I was a Sophomore in college when I got engaged. Most of my friends were single and focusing on school. Those who were in relationships were not living with their significant other and not planning to until after graduation. Marriage was a much further off event in their life plan.
So when they asked me “why?” when I told them I was getting engaged; I don’t think that they were jealous or “haters”. They simply didn’t understand why and have no desire to be in my shoes.
Now that I am 25, most girls my age would love to be engaged. So when my former classmates post their ring pictures on Facebook the comments of “I’m so happy for you” are genuine. Those women would love to be the one with the ring.

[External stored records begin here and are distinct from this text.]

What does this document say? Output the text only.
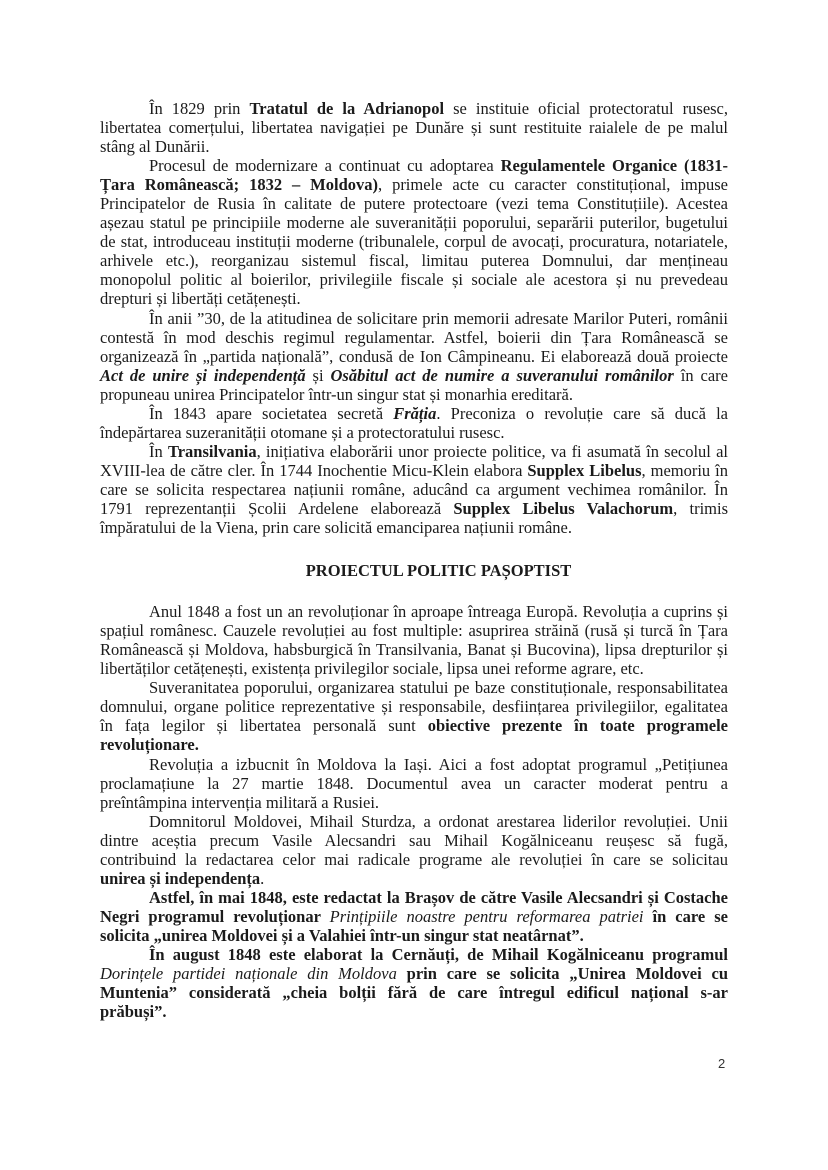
În 1829 prin Tratatul de la Adrianopol se instituie oficial protectoratul rusesc,
libertatea comerțului, libertatea navigației pe Dunăre și sunt restituite raialele de pe malul
stâng al Dunării.
Procesul de modernizare a continuat cu adoptarea Regulamentele Organice (1831-
Țara Românească; 1832 – Moldova), primele acte cu caracter constituțional, impuse
Principatelor de Rusia în calitate de putere protectoare (vezi tema Constituțiile). Acestea
așezau statul pe principiile moderne ale suveranității poporului, separării puterilor, bugetului
de stat, introduceau instituții moderne (tribunalele, corpul de avocați, procuratura, notariatele,
arhivele etc.), reorganizau sistemul fiscal, limitau puterea Domnului, dar mențineau
monopolul politic al boierilor, privilegiile fiscale și sociale ale acestora și nu prevedeau
drepturi și libertăți cetățenești.
În anii ”30, de la atitudinea de solicitare prin memorii adresate Marilor Puteri, românii
contestă în mod deschis regimul regulamentar. Astfel, boierii din Țara Românească se
organizează în „partida națională”, condusă de Ion Câmpineanu. Ei elaborează două proiecte
Act de unire și independență și Osăbitul act de numire a suveranului românilor în care
propuneau unirea Principatelor într-un singur stat și monarhia ereditară.
În 1843 apare societatea secretă Frăția. Preconiza o revoluție care să ducă la
îndepărtarea suzeranității otomane și a protectoratului rusesc.
În Transilvania, inițiativa elaborării unor proiecte politice, va fi asumată în secolul al
XVIII-lea de către cler. În 1744 Inochentie Micu-Klein elabora Supplex Libelus, memoriu în
care se solicita respectarea națiunii române, aducând ca argument vechimea românilor. În
1791 reprezentanții Școlii Ardelene elaborează Supplex Libelus Valachorum, trimis
împăratului de la Viena, prin care solicită emanciparea națiunii române.
PROIECTUL POLITIC PAȘOPTIST
Anul 1848 a fost un an revoluționar în aproape întreaga Europă. Revoluția a cuprins și
spațiul românesc. Cauzele revoluției au fost multiple: asuprirea străină (rusă și turcă în Țara
Românească și Moldova, habsburgică în Transilvania, Banat și Bucovina), lipsa drepturilor și
libertăților cetățenești, existența privilegilor sociale, lipsa unei reforme agrare, etc.
Suveranitatea poporului, organizarea statului pe baze constituționale, responsabilitatea
domnului, organe politice reprezentative și responsabile, desființarea privilegiilor, egalitatea
în fața legilor și libertatea personală sunt obiective prezente în toate programele
revoluționare.
Revoluția a izbucnit în Moldova la Iași. Aici a fost adoptat programul „Petițiunea
proclamațiune la 27 martie 1848. Documentul avea un caracter moderat pentru a
preîntâmpina intervenția militară a Rusiei.
Domnitorul Moldovei, Mihail Sturdza, a ordonat arestarea liderilor revoluției. Unii
dintre aceștia precum Vasile Alecsandri sau Mihail Kogălniceanu reușesc să fugă,
contribuind la redactarea celor mai radicale programe ale revoluției în care se solicitau
unirea și independența.
Astfel, în mai 1848, este redactat la Brașov de către Vasile Alecsandri și Costache
Negri programul revoluționar Prințipiile noastre pentru reformarea patriei în care se
solicita „unirea Moldovei și a Valahiei într-un singur stat neatârnat”.
În august 1848 este elaborat la Cernăuți, de Mihail Kogălniceanu programul
Dorințele partidei naționale din Moldova prin care se solicita „Unirea Moldovei cu
Muntenia” considerată „cheia bolții fără de care întregul edificul național s-ar
prăbuși”.
2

#2 – adult family friends and family members who are worried that I am making a mistake and don’t want me to be hurt.
It took me a while to realize that when my parents and other relatives did not immediately break into “congratulations” when I announced my engagement, it was coming from a place of love.
They were older. Had been married, divorced and married again. They were looking at me as a child in their eyes, just barely out of my teens. They saw me as someone to be protected from pain and hurt. To be protected from making mistakes.
I’m 25 now. When I see girls who are 18/19 getting married, I think they are babies. I think that they might be making a mistake, and I want to protect them from that potential pain. I image my feelings are a small comparison to what my parents felt when their little girl decided to make such a life changing decision.
So as much as I am jealous of the positive comments that my cohort is receiving on their engagements and wedding; I get it. I understand that my age made the difference. They aren’t haters or jealous, they are just a reflection of the society that we live in. A society where there is an appropriate age to tie the knot, and an inappropriate age. I happened to fall into the latter.